Rakesh Pratap Singh (born 30 June 1976) is an Indian politician and a member of the 18th Uttar Pradesh Assembly from Gauriganj constituency. He is an Independent politician. Singh was elected for the first time in the 2012 Uttar Pradesh election, an accomplishment he repeated in 2017. He resigned on 31 October 2021 citing "non-fulfilment of promises" by the government. Singh was expelled from Samajwadi Party in June 2025 for working against party principles and supporting the Bharatiya Janata Party in the February 2024 Rajya Sabha elections.

==Personal life==
Singh was born on 30 June 1976 to Tej Pratap Singh in Mau, Gauriganj of Amethi district in Uttar Pradesh. He completed High School in 1991 from SPIC Raniganj Kaithaula Pratapgarh. Singh married Shilam Singh on 1 June 1996, with whom he has a son and a daughter. He is an agriculturalist and industrialist by profession.

==Political career==
Singh has served three terms as an MLA in the Uttar Pradesh Legislative Assembly from Gauriganj. In 2012 Uttar Pradesh Legislative Assembly election, he defeated his nearest rival Mohammad Nayeem of Indian National Congress after securing 44,287 votes, succeeding Chandra Prakash of Bahujan Samaj Party in the process. In 2017 Uttar Pradesh Legislative Assembly election, he repeated this by defeating Nayeem again, but with a much larger margin, securing 77,915 votes.
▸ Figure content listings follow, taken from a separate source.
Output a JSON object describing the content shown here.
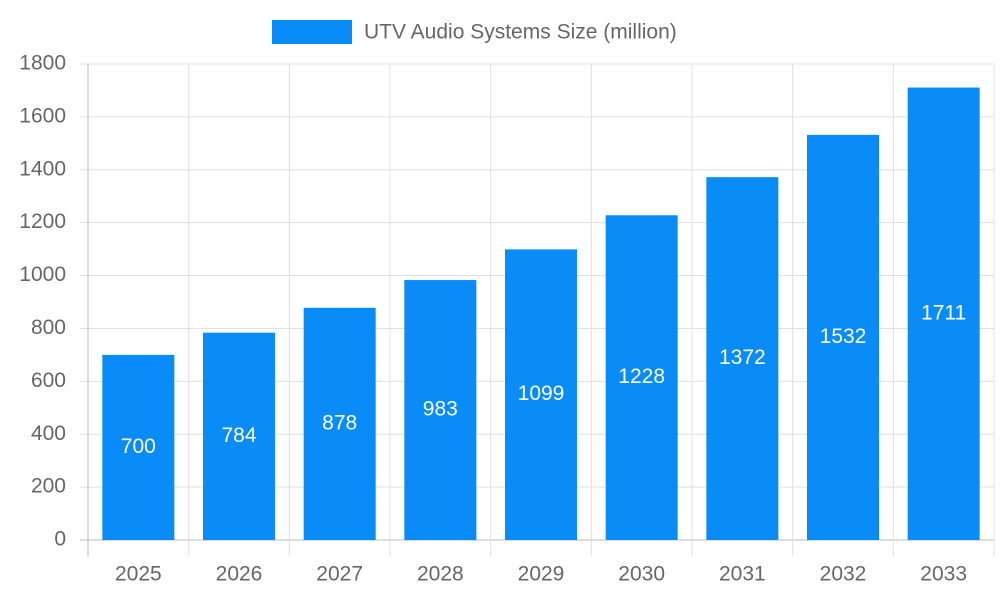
{
  "chart_data": {
    "type": "bar",
    "categories": [
      "2025",
      "2026",
      "2027",
      "2028",
      "2029",
      "2030",
      "2031",
      "2032",
      "2033"
    ],
    "series": [
      {
        "name": "UTV Audio Systems Size (million)",
        "color": "#0a8cf8",
        "values": [
          700,
          784,
          878,
          983,
          1099,
          1228,
          1372,
          1532,
          1711
        ]
      }
    ],
    "ylim": [
      0,
      1800
    ],
    "yticks": [
      0,
      200,
      400,
      600,
      800,
      1000,
      1200,
      1400,
      1600,
      1800
    ],
    "grid": true,
    "legend": "top"
  }
}
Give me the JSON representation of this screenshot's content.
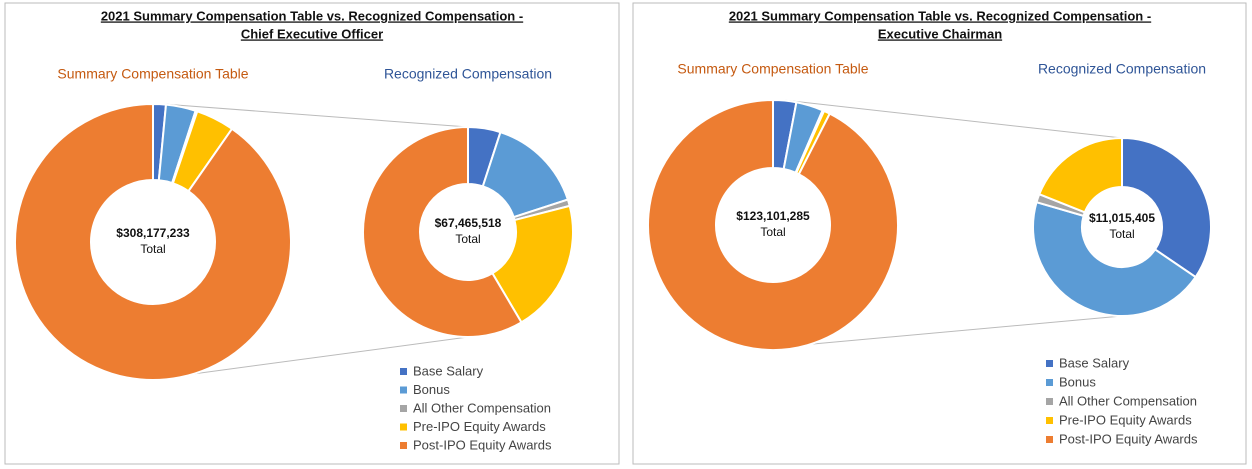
{
  "chart_data": [
    {
      "type": "donut",
      "title": [
        "2021 Summary Compensation Table vs. Recognized Compensation -",
        "Chief Executive Officer"
      ],
      "categories": [
        "Base Salary",
        "Bonus",
        "All Other Compensation",
        "Pre-IPO Equity Awards",
        "Post-IPO Equity Awards"
      ],
      "colors": [
        "#4472c4",
        "#5b9bd5",
        "#a5a5a5",
        "#ffc000",
        "#ed7d31"
      ],
      "donuts": [
        {
          "name": "Summary Compensation Table",
          "name_color": "#c55a11",
          "total": "$308,177,233",
          "total_label": "Total",
          "values": [
            1.5,
            3.5,
            0.2,
            4.5,
            90.3
          ]
        },
        {
          "name": "Recognized Compensation",
          "name_color": "#2f5597",
          "total": "$67,465,518",
          "total_label": "Total",
          "values": [
            5,
            15,
            1,
            20.5,
            58.5
          ]
        }
      ]
    },
    {
      "type": "donut",
      "title": [
        "2021 Summary Compensation Table vs. Recognized Compensation -",
        "Executive Chairman"
      ],
      "categories": [
        "Base Salary",
        "Bonus",
        "All Other Compensation",
        "Pre-IPO Equity Awards",
        "Post-IPO Equity Awards"
      ],
      "colors": [
        "#4472c4",
        "#5b9bd5",
        "#a5a5a5",
        "#ffc000",
        "#ed7d31"
      ],
      "donuts": [
        {
          "name": "Summary Compensation Table",
          "name_color": "#c55a11",
          "total": "$123,101,285",
          "total_label": "Total",
          "values": [
            3,
            3.5,
            0.2,
            0.8,
            92.5
          ]
        },
        {
          "name": "Recognized Compensation",
          "name_color": "#2f5597",
          "total": "$11,015,405",
          "total_label": "Total",
          "values": [
            34.5,
            45,
            1.5,
            19,
            0
          ]
        }
      ]
    }
  ]
}
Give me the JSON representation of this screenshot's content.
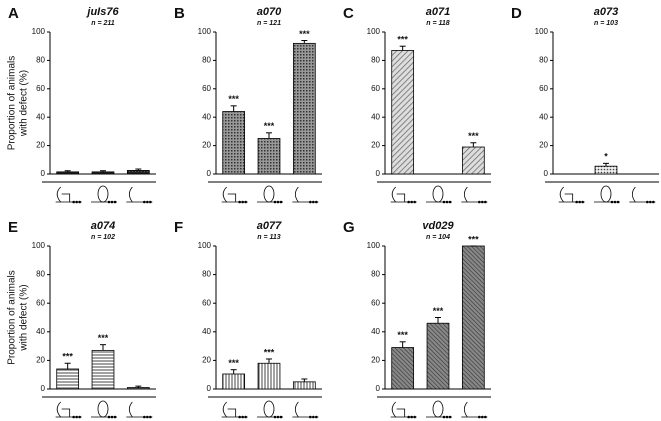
{
  "chart_data": [
    {
      "type": "bar",
      "panel": "A",
      "title": "juIs76",
      "subtitle": "n = 211",
      "ylabel": [
        "Proportion of animals",
        "with defect (%)"
      ],
      "categories": [
        null,
        null,
        null
      ],
      "values": [
        1.5,
        1.5,
        2.5
      ],
      "errors": [
        0.8,
        0.8,
        1
      ],
      "annotations": [
        null,
        null,
        null
      ],
      "pattern": "solid",
      "ylim": [
        0,
        100
      ],
      "yticks": [
        0,
        20,
        40,
        60,
        80,
        100
      ]
    },
    {
      "type": "bar",
      "panel": "B",
      "title": "a070",
      "subtitle": "n = 121",
      "categories": [
        null,
        null,
        null
      ],
      "values": [
        44,
        25,
        92
      ],
      "errors": [
        4,
        4,
        2
      ],
      "annotations": [
        "***",
        "***",
        "***"
      ],
      "pattern": "checker",
      "ylim": [
        0,
        100
      ],
      "yticks": [
        0,
        20,
        40,
        60,
        80,
        100
      ]
    },
    {
      "type": "bar",
      "panel": "C",
      "title": "a071",
      "subtitle": "n = 118",
      "categories": [
        null,
        null,
        null
      ],
      "values": [
        87,
        0,
        19
      ],
      "errors": [
        3,
        0,
        3
      ],
      "annotations": [
        "***",
        null,
        "***"
      ],
      "pattern": "diagonal",
      "ylim": [
        0,
        100
      ],
      "yticks": [
        0,
        20,
        40,
        60,
        80,
        100
      ]
    },
    {
      "type": "bar",
      "panel": "D",
      "title": "a073",
      "subtitle": "n = 103",
      "categories": [
        null,
        null,
        null
      ],
      "values": [
        0,
        5.5,
        0
      ],
      "errors": [
        0,
        2,
        0
      ],
      "annotations": [
        null,
        "*",
        null
      ],
      "pattern": "dots",
      "ylim": [
        0,
        100
      ],
      "yticks": [
        0,
        20,
        40,
        60,
        80,
        100
      ]
    },
    {
      "type": "bar",
      "panel": "E",
      "title": "a074",
      "subtitle": "n = 102",
      "ylabel": [
        "Proportion of animals",
        "with defect (%)"
      ],
      "categories": [
        null,
        null,
        null
      ],
      "values": [
        14,
        27,
        1
      ],
      "errors": [
        4,
        4,
        1
      ],
      "annotations": [
        "***",
        "***",
        null
      ],
      "pattern": "horizontal",
      "ylim": [
        0,
        100
      ],
      "yticks": [
        0,
        20,
        40,
        60,
        80,
        100
      ]
    },
    {
      "type": "bar",
      "panel": "F",
      "title": "a077",
      "subtitle": "n = 113",
      "categories": [
        null,
        null,
        null
      ],
      "values": [
        10.5,
        18,
        5
      ],
      "errors": [
        3,
        3,
        2
      ],
      "annotations": [
        "***",
        "***",
        null
      ],
      "pattern": "vertical",
      "ylim": [
        0,
        100
      ],
      "yticks": [
        0,
        20,
        40,
        60,
        80,
        100
      ]
    },
    {
      "type": "bar",
      "panel": "G",
      "title": "vd029",
      "subtitle": "n = 104",
      "categories": [
        null,
        null,
        null
      ],
      "values": [
        29,
        46,
        100
      ],
      "errors": [
        4,
        4,
        0
      ],
      "annotations": [
        "***",
        "***",
        "***"
      ],
      "pattern": "diagonal2",
      "ylim": [
        0,
        100
      ],
      "yticks": [
        0,
        20,
        40,
        60,
        80,
        100
      ]
    }
  ]
}
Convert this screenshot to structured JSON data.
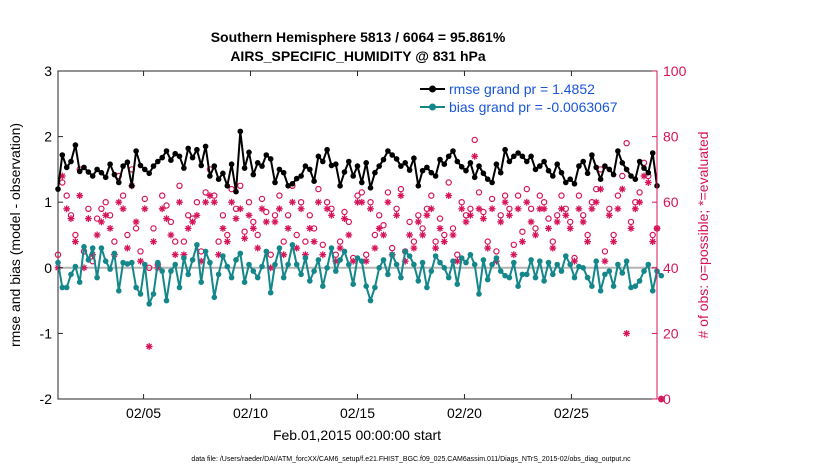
{
  "title_line1": "Southern Hemisphere 5813 / 6064 = 95.861%",
  "title_line2": "AIRS_SPECIFIC_HUMIDITY @ 831 hPa",
  "footer": "data file: /Users/raeder/DAI/ATM_forcXX/CAM6_setup/f.e21.FHIST_BGC.f09_025.CAM6assim.011/Diags_NTrS_2015-02/obs_diag_output.nc",
  "colors": {
    "rmse": "#000000",
    "bias": "#14878a",
    "obs": "#d6145a",
    "zero_line": "#b4b4b4"
  },
  "chart_data": {
    "type": "line",
    "xlabel": "Feb.01,2015 00:00:00 start",
    "ylabel_left": "rmse and bias (model - observation)",
    "ylabel_right": "# of obs: o=possible; *=evaluated",
    "xlim": [
      1,
      29
    ],
    "ylim_left": [
      -2,
      3
    ],
    "ylim_right": [
      0,
      100
    ],
    "x_ticks": [
      5,
      10,
      15,
      20,
      25
    ],
    "x_tick_labels": [
      "02/05",
      "02/10",
      "02/15",
      "02/20",
      "02/25"
    ],
    "y_ticks_left": [
      -2,
      -1,
      0,
      1,
      2,
      3
    ],
    "y_ticks_left_labels": [
      "-2",
      "-1",
      "0",
      "1",
      "2",
      "3"
    ],
    "y_ticks_right": [
      0,
      20,
      40,
      60,
      80,
      100
    ],
    "y_ticks_right_labels": [
      "0",
      "20",
      "40",
      "60",
      "80",
      "100"
    ],
    "legend": [
      "rmse grand pr = 1.4852",
      "bias grand pr = -0.0063067"
    ],
    "legend_position": "top-right",
    "series": [
      {
        "name": "rmse",
        "axis": "left",
        "style": "line-marker",
        "values": [
          1.2,
          1.72,
          1.53,
          1.62,
          1.87,
          1.47,
          1.53,
          1.46,
          1.4,
          1.5,
          1.45,
          1.38,
          1.58,
          1.42,
          1.3,
          1.55,
          1.61,
          1.25,
          1.78,
          1.56,
          1.5,
          1.44,
          1.55,
          1.62,
          1.68,
          1.78,
          1.64,
          1.74,
          1.7,
          1.52,
          1.82,
          1.68,
          1.8,
          1.56,
          1.85,
          1.4,
          1.55,
          1.35,
          1.44,
          1.25,
          1.58,
          1.16,
          2.08,
          1.52,
          1.76,
          1.42,
          1.6,
          1.55,
          1.72,
          1.66,
          1.3,
          1.5,
          1.45,
          1.25,
          1.28,
          1.36,
          1.4,
          1.55,
          1.5,
          1.32,
          1.7,
          1.62,
          1.8,
          1.56,
          1.58,
          1.25,
          1.46,
          1.62,
          1.4,
          1.55,
          1.3,
          1.6,
          1.22,
          1.45,
          1.55,
          1.65,
          1.78,
          1.72,
          1.66,
          1.55,
          1.6,
          1.49,
          1.67,
          1.25,
          1.48,
          1.53,
          1.45,
          1.4,
          1.65,
          1.58,
          1.7,
          1.78,
          1.62,
          1.54,
          1.48,
          1.6,
          1.38,
          1.55,
          1.44,
          1.35,
          1.3,
          1.58,
          1.45,
          1.8,
          1.62,
          1.7,
          1.75,
          1.7,
          1.62,
          1.7,
          1.5,
          1.55,
          1.62,
          1.48,
          1.4,
          1.58,
          1.45,
          1.3,
          1.35,
          1.28,
          1.55,
          1.62,
          1.44,
          1.72,
          1.53,
          1.35,
          1.55,
          1.5,
          1.42,
          1.78,
          1.6,
          1.5,
          1.4,
          1.35,
          1.62,
          1.52,
          1.45,
          1.75,
          1.25
        ]
      },
      {
        "name": "bias",
        "axis": "left",
        "style": "line-marker",
        "values": [
          0.08,
          -0.3,
          -0.3,
          -0.1,
          0.02,
          -0.22,
          0.32,
          0.12,
          0.3,
          -0.15,
          0.3,
          0.1,
          -0.02,
          0.22,
          -0.35,
          0.08,
          0.06,
          0.08,
          -0.3,
          -0.4,
          0.05,
          -0.55,
          -0.4,
          0.08,
          -0.05,
          -0.5,
          -0.05,
          0.05,
          -0.3,
          0.15,
          -0.1,
          0.12,
          0.35,
          -0.22,
          0.25,
          0.08,
          -0.45,
          -0.1,
          0.18,
          0.02,
          -0.15,
          0.12,
          0.22,
          -0.22,
          0.05,
          -0.05,
          -0.15,
          0.02,
          0.25,
          -0.38,
          0.05,
          0.3,
          -0.15,
          0.05,
          0.35,
          0.05,
          -0.1,
          0.15,
          -0.2,
          -0.05,
          0.12,
          -0.28,
          0.0,
          0.3,
          -0.05,
          0.12,
          0.25,
          0.05,
          -0.25,
          0.15,
          0.1,
          -0.28,
          -0.5,
          -0.3,
          0.0,
          0.12,
          -0.1,
          0.2,
          0.05,
          -0.15,
          0.25,
          0.18,
          0.05,
          -0.2,
          0.08,
          -0.3,
          -0.05,
          0.18,
          0.08,
          0.0,
          -0.15,
          0.1,
          -0.25,
          0.15,
          0.08,
          0.2,
          0.05,
          -0.4,
          0.12,
          -0.18,
          0.05,
          0.15,
          -0.05,
          -0.12,
          -0.15,
          0.08,
          -0.28,
          -0.1,
          -0.1,
          0.12,
          -0.15,
          0.1,
          -0.2,
          0.08,
          -0.1,
          0.05,
          -0.05,
          0.18,
          0.05,
          -0.15,
          0.02,
          0.0,
          -0.15,
          -0.28,
          0.1,
          -0.35,
          -0.1,
          -0.05,
          -0.28,
          0.05,
          -0.08,
          0.1,
          -0.3,
          -0.28,
          -0.2,
          -0.05,
          0.05,
          -0.35,
          -0.05,
          -0.12
        ]
      },
      {
        "name": "possible",
        "axis": "right",
        "style": "circle",
        "values": [
          44,
          66,
          62,
          56,
          50,
          70,
          45,
          58,
          42,
          55,
          58,
          60,
          56,
          48,
          68,
          62,
          50,
          70,
          52,
          45,
          61,
          40,
          52,
          41,
          62,
          59,
          54,
          48,
          65,
          48,
          56,
          55,
          60,
          45,
          63,
          70,
          62,
          48,
          56,
          50,
          64,
          58,
          65,
          51,
          60,
          54,
          50,
          61,
          57,
          44,
          56,
          62,
          48,
          56,
          65,
          50,
          60,
          48,
          56,
          52,
          64,
          47,
          60,
          58,
          44,
          48,
          57,
          54,
          43,
          62,
          63,
          44,
          60,
          50,
          56,
          53,
          63,
          46,
          58,
          64,
          45,
          54,
          48,
          56,
          52,
          58,
          62,
          48,
          55,
          50,
          66,
          52,
          44,
          60,
          56,
          58,
          79,
          63,
          57,
          48,
          61,
          45,
          56,
          62,
          58,
          47,
          62,
          51,
          64,
          58,
          52,
          62,
          60,
          55,
          48,
          56,
          62,
          58,
          54,
          43,
          62,
          56,
          50,
          60,
          64,
          70,
          45,
          58,
          50,
          62,
          68,
          78,
          54,
          60,
          63,
          72,
          68,
          50,
          52,
          0
        ]
      },
      {
        "name": "evaluated",
        "axis": "right",
        "style": "asterisk",
        "values": [
          40,
          68,
          58,
          55,
          48,
          62,
          40,
          55,
          44,
          50,
          54,
          56,
          52,
          44,
          60,
          58,
          46,
          65,
          54,
          42,
          58,
          16,
          48,
          40,
          58,
          55,
          50,
          44,
          60,
          44,
          52,
          54,
          56,
          42,
          60,
          62,
          60,
          44,
          52,
          48,
          60,
          55,
          58,
          49,
          56,
          52,
          46,
          58,
          54,
          40,
          54,
          58,
          44,
          52,
          60,
          46,
          58,
          44,
          52,
          48,
          60,
          44,
          58,
          56,
          42,
          46,
          55,
          50,
          42,
          60,
          60,
          42,
          58,
          46,
          52,
          50,
          60,
          44,
          56,
          62,
          42,
          50,
          46,
          54,
          50,
          56,
          58,
          46,
          52,
          48,
          62,
          50,
          42,
          58,
          54,
          56,
          74,
          58,
          55,
          46,
          58,
          42,
          54,
          60,
          56,
          44,
          58,
          48,
          60,
          54,
          50,
          58,
          58,
          52,
          46,
          54,
          58,
          56,
          52,
          42,
          58,
          54,
          48,
          58,
          60,
          64,
          42,
          56,
          48,
          58,
          64,
          20,
          52,
          58,
          60,
          68,
          66,
          48,
          52,
          0
        ]
      }
    ]
  }
}
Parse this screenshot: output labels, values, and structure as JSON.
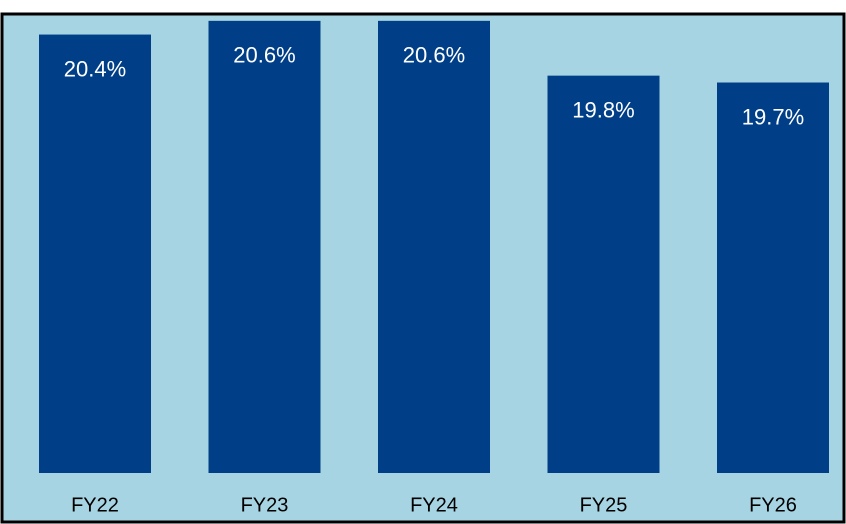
{
  "chart_data": {
    "type": "bar",
    "categories": [
      "FY22",
      "FY23",
      "FY24",
      "FY25",
      "FY26"
    ],
    "values": [
      20.4,
      20.6,
      20.6,
      19.8,
      19.7
    ],
    "value_labels": [
      "20.4%",
      "20.6%",
      "20.6%",
      "19.8%",
      "19.7%"
    ],
    "color": "#003f87",
    "ylim": [
      14,
      20.7
    ]
  }
}
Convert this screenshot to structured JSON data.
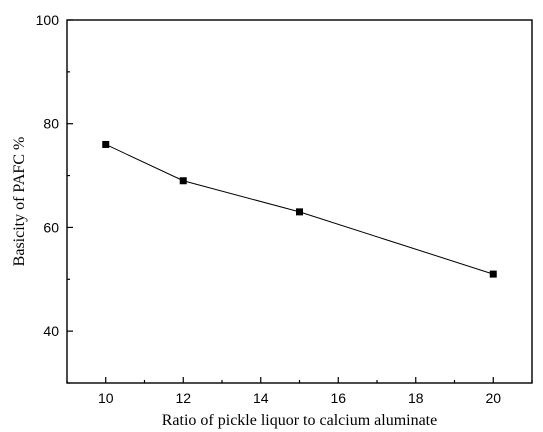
{
  "chart_data": {
    "type": "line",
    "title": "",
    "xlabel": "Ratio of pickle liquor to calcium aluminate",
    "ylabel": "Basicity of PAFC  %",
    "xlim": [
      9,
      21
    ],
    "ylim": [
      30,
      100
    ],
    "x_ticks": [
      10,
      12,
      14,
      16,
      18,
      20
    ],
    "x_tick_labels": [
      "10",
      "12",
      "14",
      "16",
      "18",
      "20"
    ],
    "y_ticks": [
      40,
      60,
      80,
      100
    ],
    "y_tick_labels": [
      "40",
      "60",
      "80",
      "100"
    ],
    "grid": false,
    "legend": "none",
    "marker": "square",
    "series": [
      {
        "x": [
          10,
          12,
          15,
          20
        ],
        "y": [
          76,
          69,
          63,
          51
        ]
      }
    ]
  }
}
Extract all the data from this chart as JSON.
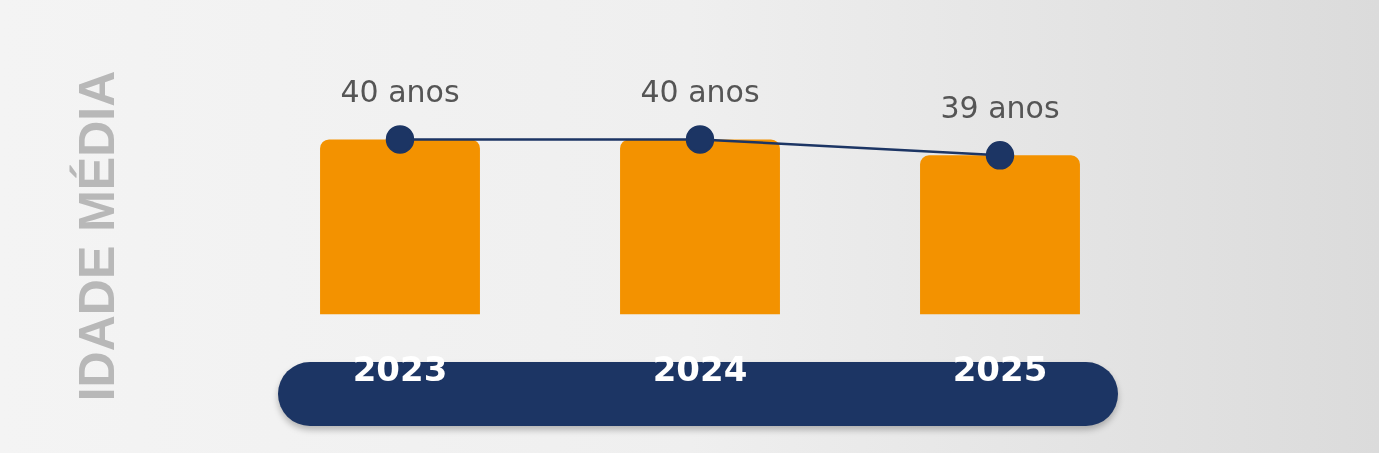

On 31 October 2021, Singh resigned from the 17th Uttar Pradesh Assembly citing "non-fulfilment of promises" by the ruling Bharatiya Janata Party government.

In the 2022 Uttar Pradesh Legislative Assembly election, Singh defeated Bharatiya Janata Party's Chandra Prakash Mishra Matiyari by a margin of 6,963 votes.

In May 2023, Singh was booked for assaulting the husband of Bharatiya Janata Party's Gauriganj municipality chairperson candidate within police premises.

On 23 June 2025, Singh was expelled from Samajwadi Party, alongwith two other members, for working against party principles and voting in favour of the rival BJP in the February 2024 Rajya Sabha elections. The party, however, did not cancel their assembly memberships, rendering them as "unaffiliated MLAs".